Rwanda slams France over employment of Genocide convict in public hospital

The National Commission for the Fight against Genocide (CNLG) has condemned the recruitment of convicted Genocide fugitive Charles Twagira, by Hopitaux Paul Doumer, a geriatric facility managed by Assistance Publique, Hopitaux de Paris (AP-HP) in Labruyere, France.

Monday, February 05, 2018
Residents of Kicukiro District during a walk to remember the victims of the 1994 Genocide against the Tutsi. / File

The National Commission for the Fight against Genocide (CNLG) has condemned the recruitment of convicted Genocide fugitive Charles Twagira, by Hôpitaux Paul Doumer, a geriatric facility managed by Assistance Publique, Hôpitaux de Paris (AP-HP) in Labruyère, France.

A former regional director for health in the current Western Province, Twagira was tried and convicted of genocide crimes by Rwandan courts.

He is one of the Genocide planners in the former Kibuye Prefecture, where he used his position to incite the local population to participate in the 1994 Genocide against the Tutsi, the commission says.

French authorities have an indictment detailing the crimes Twagira stands accused (of) back home.

In a statement released on Monday, the Executive Secretary of CNLG, Jean-Damascène Bizimana, said that Twagira should be prosecuted or deported to Rwanda where he was found guilty of genocide crimes and sentenced to life imprisonment.

The ruling was passed on September 1, 2009 by the Bwishyura Gacaca Court.

"He was found responsible for the massacre of the wife and children of his colleague, Dr Camille Karibwende, former head of the Kibuye Hospital. He also obstructed medical relief for thousands of Tutsi refugees at Gatwaro Stadium bordering Kibuye Hospital,” Bizimana says in the statement.

"He sent killers to the same stadium to massacre the Tutsi who had sought refuge there, and they buried several refugees alive. He also established checkpoints in front of and inside the hospital to facilitate Interahamwe militiamen in preventing Tutsi from fleeing and murder them”, he added.
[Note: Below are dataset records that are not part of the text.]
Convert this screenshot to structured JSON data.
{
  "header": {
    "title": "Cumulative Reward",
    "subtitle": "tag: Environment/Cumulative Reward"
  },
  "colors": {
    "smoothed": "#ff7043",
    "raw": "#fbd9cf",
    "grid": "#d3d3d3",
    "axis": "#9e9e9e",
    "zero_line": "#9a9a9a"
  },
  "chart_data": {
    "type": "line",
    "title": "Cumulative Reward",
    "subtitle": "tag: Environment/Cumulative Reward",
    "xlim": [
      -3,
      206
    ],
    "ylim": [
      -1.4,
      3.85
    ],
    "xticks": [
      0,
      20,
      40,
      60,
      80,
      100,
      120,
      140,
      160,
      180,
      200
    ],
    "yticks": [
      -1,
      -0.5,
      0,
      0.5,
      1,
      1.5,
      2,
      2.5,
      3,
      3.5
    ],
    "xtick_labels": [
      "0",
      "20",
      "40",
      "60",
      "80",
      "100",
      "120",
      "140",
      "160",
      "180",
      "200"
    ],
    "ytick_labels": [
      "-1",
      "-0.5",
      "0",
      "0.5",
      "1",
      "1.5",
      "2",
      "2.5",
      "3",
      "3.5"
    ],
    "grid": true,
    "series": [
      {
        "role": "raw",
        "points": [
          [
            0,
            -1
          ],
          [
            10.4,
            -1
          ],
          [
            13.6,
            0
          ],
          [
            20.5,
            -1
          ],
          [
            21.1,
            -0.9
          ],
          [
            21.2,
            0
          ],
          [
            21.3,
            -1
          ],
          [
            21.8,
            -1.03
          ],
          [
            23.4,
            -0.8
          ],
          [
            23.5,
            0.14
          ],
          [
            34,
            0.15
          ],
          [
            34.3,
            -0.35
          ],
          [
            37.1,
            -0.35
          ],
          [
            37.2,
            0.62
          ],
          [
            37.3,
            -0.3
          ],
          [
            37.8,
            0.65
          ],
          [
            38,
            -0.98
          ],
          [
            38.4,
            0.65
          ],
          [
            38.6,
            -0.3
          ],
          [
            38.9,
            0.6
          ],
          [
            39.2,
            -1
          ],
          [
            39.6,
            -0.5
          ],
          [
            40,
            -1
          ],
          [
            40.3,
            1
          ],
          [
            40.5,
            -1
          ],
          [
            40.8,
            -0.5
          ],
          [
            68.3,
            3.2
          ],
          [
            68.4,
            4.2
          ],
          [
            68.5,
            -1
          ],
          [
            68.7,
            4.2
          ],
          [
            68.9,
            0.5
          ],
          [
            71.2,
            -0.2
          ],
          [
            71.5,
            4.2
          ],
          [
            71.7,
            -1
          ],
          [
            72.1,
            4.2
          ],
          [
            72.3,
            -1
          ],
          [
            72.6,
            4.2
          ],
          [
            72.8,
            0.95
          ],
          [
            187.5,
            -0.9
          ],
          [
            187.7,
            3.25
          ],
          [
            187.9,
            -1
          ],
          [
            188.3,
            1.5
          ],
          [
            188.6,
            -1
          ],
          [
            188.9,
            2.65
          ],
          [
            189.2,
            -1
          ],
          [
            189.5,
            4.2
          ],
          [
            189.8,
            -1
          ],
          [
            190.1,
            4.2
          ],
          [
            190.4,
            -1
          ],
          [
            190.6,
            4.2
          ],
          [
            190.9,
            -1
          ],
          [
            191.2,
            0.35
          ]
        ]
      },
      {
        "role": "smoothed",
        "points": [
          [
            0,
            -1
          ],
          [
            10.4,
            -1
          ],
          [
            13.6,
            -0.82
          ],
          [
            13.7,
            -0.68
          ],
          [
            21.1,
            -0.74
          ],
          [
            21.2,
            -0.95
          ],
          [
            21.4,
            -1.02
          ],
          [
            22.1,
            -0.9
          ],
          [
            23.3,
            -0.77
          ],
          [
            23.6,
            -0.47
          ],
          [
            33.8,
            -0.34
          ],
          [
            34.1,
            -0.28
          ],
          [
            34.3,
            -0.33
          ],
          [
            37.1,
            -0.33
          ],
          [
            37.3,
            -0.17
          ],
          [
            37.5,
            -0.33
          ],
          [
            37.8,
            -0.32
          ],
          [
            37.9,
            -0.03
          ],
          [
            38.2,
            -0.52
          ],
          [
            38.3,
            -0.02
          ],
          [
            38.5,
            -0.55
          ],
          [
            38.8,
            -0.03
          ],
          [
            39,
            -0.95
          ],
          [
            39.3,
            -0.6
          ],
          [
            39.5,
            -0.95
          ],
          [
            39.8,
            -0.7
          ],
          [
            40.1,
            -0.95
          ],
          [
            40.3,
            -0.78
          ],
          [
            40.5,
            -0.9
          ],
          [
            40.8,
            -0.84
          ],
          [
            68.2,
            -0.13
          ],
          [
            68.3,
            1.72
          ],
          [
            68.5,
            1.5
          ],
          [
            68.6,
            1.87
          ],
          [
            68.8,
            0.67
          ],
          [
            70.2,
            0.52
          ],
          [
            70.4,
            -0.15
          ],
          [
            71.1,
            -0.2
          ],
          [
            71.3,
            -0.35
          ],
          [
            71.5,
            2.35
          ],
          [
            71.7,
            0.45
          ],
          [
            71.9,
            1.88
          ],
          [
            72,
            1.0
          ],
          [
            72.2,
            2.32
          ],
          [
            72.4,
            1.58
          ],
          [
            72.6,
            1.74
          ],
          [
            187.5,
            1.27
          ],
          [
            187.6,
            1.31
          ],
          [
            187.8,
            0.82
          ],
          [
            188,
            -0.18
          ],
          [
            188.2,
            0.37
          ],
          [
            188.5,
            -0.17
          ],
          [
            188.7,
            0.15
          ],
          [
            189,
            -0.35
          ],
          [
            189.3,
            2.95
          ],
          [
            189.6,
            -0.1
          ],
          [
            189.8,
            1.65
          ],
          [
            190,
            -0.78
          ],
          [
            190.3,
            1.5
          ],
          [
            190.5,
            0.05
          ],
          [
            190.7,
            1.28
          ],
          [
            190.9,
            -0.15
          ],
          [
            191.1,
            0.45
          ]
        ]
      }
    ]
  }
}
Twagira arrived in France in 2006 from the Democratic Republic of Congo via Benin.

He was briefly arrested in March 2014 in Vire, where he had found refuge in Calvados, after a complaint filed by the Collectif des Parties Civiles pour le Rwanda (CPCR), an organization that strives to bring to book Genocide suspects living on French soil.

He was released on bail by French courts on May 22, 2015 and then placed under judicial control.

Rwanda issued an international arrest warrant against him on June 9, 2014, which was not followed up by France.

On the contrary, Twagira lives freely and has even been recruited since January 10, 2018 by a French public hospital.

However, according to the French Penal Code, in its article 138, paragraph 12, a person under judicial control, cannot exercise an activity of a professional or social nature, in this case medicine.

The commission notes that the recruitment of Twagira is a violation by France of its own criminal law and the international obligation to prevent and punish the crime of genocide.

"CNLG considers this recruitment as a trivialisation of the Genocide, and calls on the French government to suspend this recruitment in accordance with the French criminal law,” reads part of the statement.

Rwanda has issued 42 international arrest warrants for alleged perpetrators of the genocide who are said to be living in France, but only three have since been executed.

The UN Human Rights Council asked France at its 29th session that took place from 15th to 26th January 2018 to either try all genocidaires on its territory or extradite them to Rwanda.

In 2009, Dr Eugène Rwamucyo, a Rwandan medic, was suspended from his duties at a hospital in Maubeuge in France for alleged involvement in the 1994 Genocide against the Tutsi.